Compare this emerging spacetime to a water surface of a lake. We know that it consists of atoms, and as soon as we get this picture it is clear that there is no water between the atoms; the surface is only an emerging phenomenon, the true fundamental objects are the atoms. In the same sense the spin networks are the fundametal entities from which spacetime, surfaces etc. and their properties like volume, area, curvature etc. can be constructed. Dynamics of spacetime (which was curvature, gravitational waves etc. in GR) is replaced by dynamics of spin networks: within a given graph new nodes with new links can appear (there are mathematical rules, but I don't want to go into detail here).
The last puzzle I have for you is the fact that such a spin network is not a mechanical object which "is" spacetime. Instead quantized spacetime is a superposition of (infinitly many) spin networks. This is well-known in quantum mechanics; there is no reason why an atom should be in a certain state; we can achieve that via preparation or measurement, but in principle a single atom can be in an arbitrary complex quantum state which is a superposition of "an atom sitting here, an atom moving in a certain direction over there, an atom moving in this or that direction, ...".

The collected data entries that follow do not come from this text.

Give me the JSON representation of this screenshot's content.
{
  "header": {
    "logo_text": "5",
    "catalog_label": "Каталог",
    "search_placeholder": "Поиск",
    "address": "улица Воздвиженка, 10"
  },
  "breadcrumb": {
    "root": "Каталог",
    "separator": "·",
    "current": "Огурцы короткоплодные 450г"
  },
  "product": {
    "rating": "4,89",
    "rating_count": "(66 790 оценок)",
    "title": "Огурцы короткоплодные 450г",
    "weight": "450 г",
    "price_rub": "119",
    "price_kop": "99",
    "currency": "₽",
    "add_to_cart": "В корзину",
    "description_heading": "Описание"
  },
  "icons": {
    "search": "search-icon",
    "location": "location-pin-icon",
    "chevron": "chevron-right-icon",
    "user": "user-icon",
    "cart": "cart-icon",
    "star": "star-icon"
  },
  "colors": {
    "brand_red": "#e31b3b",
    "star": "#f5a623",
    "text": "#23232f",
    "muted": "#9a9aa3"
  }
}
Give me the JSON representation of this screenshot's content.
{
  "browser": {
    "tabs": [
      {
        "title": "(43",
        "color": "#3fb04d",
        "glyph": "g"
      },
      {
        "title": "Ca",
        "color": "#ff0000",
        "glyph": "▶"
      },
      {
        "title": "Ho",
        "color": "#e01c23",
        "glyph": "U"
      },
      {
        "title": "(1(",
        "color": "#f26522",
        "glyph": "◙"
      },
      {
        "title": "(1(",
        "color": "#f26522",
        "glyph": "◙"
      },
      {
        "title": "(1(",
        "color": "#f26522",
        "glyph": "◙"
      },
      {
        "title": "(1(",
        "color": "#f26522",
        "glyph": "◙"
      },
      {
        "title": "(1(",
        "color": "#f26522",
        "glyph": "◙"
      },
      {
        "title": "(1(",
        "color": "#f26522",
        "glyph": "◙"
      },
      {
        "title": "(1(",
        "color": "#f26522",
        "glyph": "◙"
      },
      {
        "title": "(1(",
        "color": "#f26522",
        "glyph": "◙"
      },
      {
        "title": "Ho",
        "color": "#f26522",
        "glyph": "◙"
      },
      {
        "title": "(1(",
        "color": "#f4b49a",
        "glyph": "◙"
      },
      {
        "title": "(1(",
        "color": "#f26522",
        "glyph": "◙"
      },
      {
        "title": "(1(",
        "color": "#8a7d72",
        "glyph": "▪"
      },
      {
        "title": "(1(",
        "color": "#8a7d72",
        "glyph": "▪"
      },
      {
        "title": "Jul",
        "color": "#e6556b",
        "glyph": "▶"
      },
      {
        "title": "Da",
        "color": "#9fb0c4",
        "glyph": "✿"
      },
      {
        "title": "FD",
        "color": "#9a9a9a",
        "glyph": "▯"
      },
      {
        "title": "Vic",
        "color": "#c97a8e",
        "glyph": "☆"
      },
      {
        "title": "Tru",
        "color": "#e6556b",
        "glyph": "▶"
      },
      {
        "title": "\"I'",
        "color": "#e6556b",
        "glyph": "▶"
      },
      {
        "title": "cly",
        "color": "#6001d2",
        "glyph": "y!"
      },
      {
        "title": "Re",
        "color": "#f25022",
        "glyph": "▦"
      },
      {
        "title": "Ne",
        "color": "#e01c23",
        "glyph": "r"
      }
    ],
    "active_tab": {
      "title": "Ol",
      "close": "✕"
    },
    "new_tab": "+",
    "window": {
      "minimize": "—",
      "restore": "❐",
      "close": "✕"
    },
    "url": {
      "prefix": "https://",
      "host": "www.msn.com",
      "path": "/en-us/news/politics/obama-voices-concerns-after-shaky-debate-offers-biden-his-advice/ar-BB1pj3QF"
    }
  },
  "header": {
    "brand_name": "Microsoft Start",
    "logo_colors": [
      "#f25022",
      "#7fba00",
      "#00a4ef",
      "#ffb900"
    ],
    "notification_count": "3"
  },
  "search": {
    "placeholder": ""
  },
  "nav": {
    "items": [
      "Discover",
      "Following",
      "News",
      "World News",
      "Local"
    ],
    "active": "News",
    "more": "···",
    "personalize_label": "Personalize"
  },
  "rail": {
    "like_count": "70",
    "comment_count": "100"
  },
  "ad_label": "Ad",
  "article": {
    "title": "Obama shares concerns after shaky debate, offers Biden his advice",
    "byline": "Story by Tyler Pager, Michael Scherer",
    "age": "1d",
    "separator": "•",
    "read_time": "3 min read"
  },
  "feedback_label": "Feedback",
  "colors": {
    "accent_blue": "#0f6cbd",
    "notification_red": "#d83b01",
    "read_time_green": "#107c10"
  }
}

So classical spacetime is recovered by two averaging process: first there seems to be a regime were this superposition of spin networks is peaked around a single classical spacetime, i.e. were one networks dominates the superposition of infinitly many spin networks; second from this single spin network one can reconstruct spacetime in the same sense as one can reconstruct the water surface from the individual atoms. But there may be different regimes (e.g. in black holes or closed to the big bang) where is classical picture and this averaging does no longer work. It may be that in these regimes all there is are spin networks w/o any classical property like smooth spacetime, areas, volume etc. It's like looking at a single atom: there is no water surface anymore.
Eventually this is why one started with this stuff: the classical picture of spacetime seems to become inconsistent when one tries to quantize it, i.e. when one defines these superpositins etc. These inconsistencies do not bother us as long as we talk about spacetime here, in the solar system etc. But they become a pain in the a... when we talk about spacetime near a singularity like a black hole or like the big bang. In order to understand these new non-classical regimes of spacetime a fundamentally new picture is required. This is what LQG (and other approaches) are aiming for: construct a new mathematical model from which well-known classical spacetime (like in GR) can be reconstrcuted, but which does not break down in certain regimes but remains well-defined and consistent.